Canada’s economy accelerated at a 4.5 percent pace beyond expectation in the second quarter, which tops among Group of Seven countries, and was driven by the biggest binge in household spending since before the 2008-2009 recession. The quarterly GDP growth was the fastest in six years and surpassed the forecast of 3.7 percent from economists.
The staggering economic growth is boosting the chances that the BOC (Bank of Canada) will continue raising interest rates this year, after raising its benchmark rate to 0.75 percent from 0.5 percent on July for the first time in 7 years, which might be considered as a new era into a tightening cycle by speculators. BOC’s rate hikes odds on September increased from 25 percent to 40 percent, as the nation’s economy seems near full capacity in the strongest growth spurt in more than a decade.
The loonie, as the commodity-sentitive currency, is also driven by crude oil’s significant gains in near two months, because oil industry plays an essential role in its economy in the whole and its price will have a great impact on the currency.
The U.S dollar index has suffered its losses since early this year and the market is waiting for the upcoming important data to keep track on the following movement on U.S. economy.
Earlier, PCE data showed August core inflation at 1.4% y/y.
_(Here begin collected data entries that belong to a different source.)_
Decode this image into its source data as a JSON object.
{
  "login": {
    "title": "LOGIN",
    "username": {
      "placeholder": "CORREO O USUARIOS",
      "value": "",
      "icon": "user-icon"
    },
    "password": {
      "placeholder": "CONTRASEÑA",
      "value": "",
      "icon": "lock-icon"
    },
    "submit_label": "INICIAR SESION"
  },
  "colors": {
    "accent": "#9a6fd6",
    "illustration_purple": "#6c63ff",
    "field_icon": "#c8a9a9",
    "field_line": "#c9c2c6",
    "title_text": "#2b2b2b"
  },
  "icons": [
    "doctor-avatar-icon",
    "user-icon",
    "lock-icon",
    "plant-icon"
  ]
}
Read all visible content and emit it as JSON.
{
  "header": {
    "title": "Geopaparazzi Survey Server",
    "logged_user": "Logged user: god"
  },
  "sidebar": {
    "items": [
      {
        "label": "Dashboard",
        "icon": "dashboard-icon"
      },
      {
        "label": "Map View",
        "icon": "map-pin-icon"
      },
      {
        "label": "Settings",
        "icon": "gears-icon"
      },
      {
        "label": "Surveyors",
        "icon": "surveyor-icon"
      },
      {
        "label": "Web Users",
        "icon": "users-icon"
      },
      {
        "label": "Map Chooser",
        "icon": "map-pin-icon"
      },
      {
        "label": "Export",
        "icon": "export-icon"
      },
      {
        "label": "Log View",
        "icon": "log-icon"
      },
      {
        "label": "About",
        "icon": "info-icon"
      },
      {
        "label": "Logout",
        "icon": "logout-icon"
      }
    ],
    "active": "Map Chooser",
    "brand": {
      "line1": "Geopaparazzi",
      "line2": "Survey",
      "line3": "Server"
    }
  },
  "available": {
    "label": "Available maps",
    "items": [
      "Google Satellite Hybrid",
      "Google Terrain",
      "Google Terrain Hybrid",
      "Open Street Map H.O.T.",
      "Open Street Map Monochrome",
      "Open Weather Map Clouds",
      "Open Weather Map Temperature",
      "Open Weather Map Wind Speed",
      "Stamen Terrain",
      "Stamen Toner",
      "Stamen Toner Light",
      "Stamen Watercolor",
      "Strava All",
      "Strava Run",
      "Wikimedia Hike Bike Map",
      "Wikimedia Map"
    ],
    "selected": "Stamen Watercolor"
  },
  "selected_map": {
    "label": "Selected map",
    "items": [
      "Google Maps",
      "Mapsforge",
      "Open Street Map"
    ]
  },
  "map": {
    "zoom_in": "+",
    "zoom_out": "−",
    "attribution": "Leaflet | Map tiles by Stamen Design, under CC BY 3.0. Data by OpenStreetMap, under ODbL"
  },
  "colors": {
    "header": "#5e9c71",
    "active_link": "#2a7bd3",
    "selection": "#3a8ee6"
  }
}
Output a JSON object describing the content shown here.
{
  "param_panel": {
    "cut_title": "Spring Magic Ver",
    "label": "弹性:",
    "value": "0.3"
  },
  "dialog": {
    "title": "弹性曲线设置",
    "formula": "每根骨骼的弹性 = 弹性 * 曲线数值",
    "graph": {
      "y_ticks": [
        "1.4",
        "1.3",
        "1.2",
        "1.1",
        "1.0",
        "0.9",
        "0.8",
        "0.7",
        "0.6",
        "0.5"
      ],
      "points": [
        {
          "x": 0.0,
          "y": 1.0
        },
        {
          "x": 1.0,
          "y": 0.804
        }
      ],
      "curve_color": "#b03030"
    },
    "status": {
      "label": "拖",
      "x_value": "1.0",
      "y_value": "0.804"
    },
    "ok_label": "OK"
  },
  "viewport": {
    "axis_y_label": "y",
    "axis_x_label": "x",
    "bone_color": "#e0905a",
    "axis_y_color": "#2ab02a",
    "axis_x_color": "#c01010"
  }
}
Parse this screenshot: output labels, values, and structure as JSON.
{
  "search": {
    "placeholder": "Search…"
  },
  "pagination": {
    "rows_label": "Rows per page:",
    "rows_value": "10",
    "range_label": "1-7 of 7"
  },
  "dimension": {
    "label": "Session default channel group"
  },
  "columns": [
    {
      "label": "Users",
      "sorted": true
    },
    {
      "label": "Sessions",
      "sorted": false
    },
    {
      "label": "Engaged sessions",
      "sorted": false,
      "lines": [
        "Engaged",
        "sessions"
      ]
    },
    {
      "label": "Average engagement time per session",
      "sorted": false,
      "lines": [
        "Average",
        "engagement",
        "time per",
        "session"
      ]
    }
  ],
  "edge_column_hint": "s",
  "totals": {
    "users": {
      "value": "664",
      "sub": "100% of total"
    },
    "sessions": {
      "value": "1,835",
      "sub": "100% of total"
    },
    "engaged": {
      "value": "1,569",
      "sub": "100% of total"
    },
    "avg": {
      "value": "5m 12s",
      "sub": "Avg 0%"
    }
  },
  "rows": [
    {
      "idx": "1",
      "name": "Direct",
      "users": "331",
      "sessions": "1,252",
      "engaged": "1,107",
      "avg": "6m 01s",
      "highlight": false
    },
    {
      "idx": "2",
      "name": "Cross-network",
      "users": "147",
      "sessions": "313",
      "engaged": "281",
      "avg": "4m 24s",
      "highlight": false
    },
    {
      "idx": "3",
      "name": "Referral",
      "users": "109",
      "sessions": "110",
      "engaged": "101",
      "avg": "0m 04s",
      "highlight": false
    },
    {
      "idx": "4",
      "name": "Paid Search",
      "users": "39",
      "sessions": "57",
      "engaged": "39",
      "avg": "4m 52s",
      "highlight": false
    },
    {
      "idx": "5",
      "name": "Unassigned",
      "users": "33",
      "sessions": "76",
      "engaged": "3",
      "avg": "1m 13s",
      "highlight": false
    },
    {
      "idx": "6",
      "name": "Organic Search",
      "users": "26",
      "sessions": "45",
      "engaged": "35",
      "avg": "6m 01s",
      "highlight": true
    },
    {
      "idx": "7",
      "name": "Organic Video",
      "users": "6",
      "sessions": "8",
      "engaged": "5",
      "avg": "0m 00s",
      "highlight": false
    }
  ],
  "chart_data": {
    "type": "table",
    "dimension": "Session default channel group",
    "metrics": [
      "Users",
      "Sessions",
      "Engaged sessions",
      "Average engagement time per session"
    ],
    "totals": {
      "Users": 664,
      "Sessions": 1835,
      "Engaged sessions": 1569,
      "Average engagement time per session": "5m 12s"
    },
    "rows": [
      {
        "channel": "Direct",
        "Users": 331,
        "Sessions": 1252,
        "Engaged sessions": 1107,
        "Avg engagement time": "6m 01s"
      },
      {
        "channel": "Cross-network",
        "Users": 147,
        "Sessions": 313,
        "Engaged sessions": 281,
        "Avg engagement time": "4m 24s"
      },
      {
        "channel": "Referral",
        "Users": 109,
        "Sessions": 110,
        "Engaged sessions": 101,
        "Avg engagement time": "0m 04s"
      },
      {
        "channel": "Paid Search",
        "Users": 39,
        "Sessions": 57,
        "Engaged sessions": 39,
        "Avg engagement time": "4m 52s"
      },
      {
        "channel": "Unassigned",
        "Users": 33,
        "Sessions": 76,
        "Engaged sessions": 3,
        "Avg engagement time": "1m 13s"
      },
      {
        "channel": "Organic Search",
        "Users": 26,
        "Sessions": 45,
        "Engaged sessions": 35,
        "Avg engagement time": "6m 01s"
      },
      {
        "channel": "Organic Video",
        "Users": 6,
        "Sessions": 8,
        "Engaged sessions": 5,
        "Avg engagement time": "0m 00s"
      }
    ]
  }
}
The weak performance of inflation could be a reason for the dollar’s value loss. However, Steven Mnuchin, the U.S. Treasury Secretary, said that while the short-term direction of the dollar doesn’t concern him, a weaker dollar is “somewhat better” for U.S. trade.
The USD slide on Mnuchin’s comments was also driven by concern that tax reform could involve an outright tax cut, says Greg Anderson, head of FX strategy at Bank of Montreal; “The market views a deficit-neutral tax reform as USD-positive but an outright tax cut would be interpreted by global FX markets as irresponsible and USD-negative”
Wednesday’s USD surge was mainly contributed by the increasing consumer confidence and better-than-expected economic growth released on the same day, set to be 3.0 percent growth.
The Canadian dollar is currently trading lower, and approaching the session low on Aug. 29. Technically USD/CAD will find supports right below on the Aug. 29’s low of 1.24396, and on the July 27’s low of 1.24131, with decreasing Relative Strength Index of 38.4781 as of 2:35 p.m. in Sydney.
In the event that USD/CAD fails to be supported by the session low and successfully breaks out, further loss may be seen for short investors; otherwise, it more likely reverse to find self-correction close to 20-day moving average.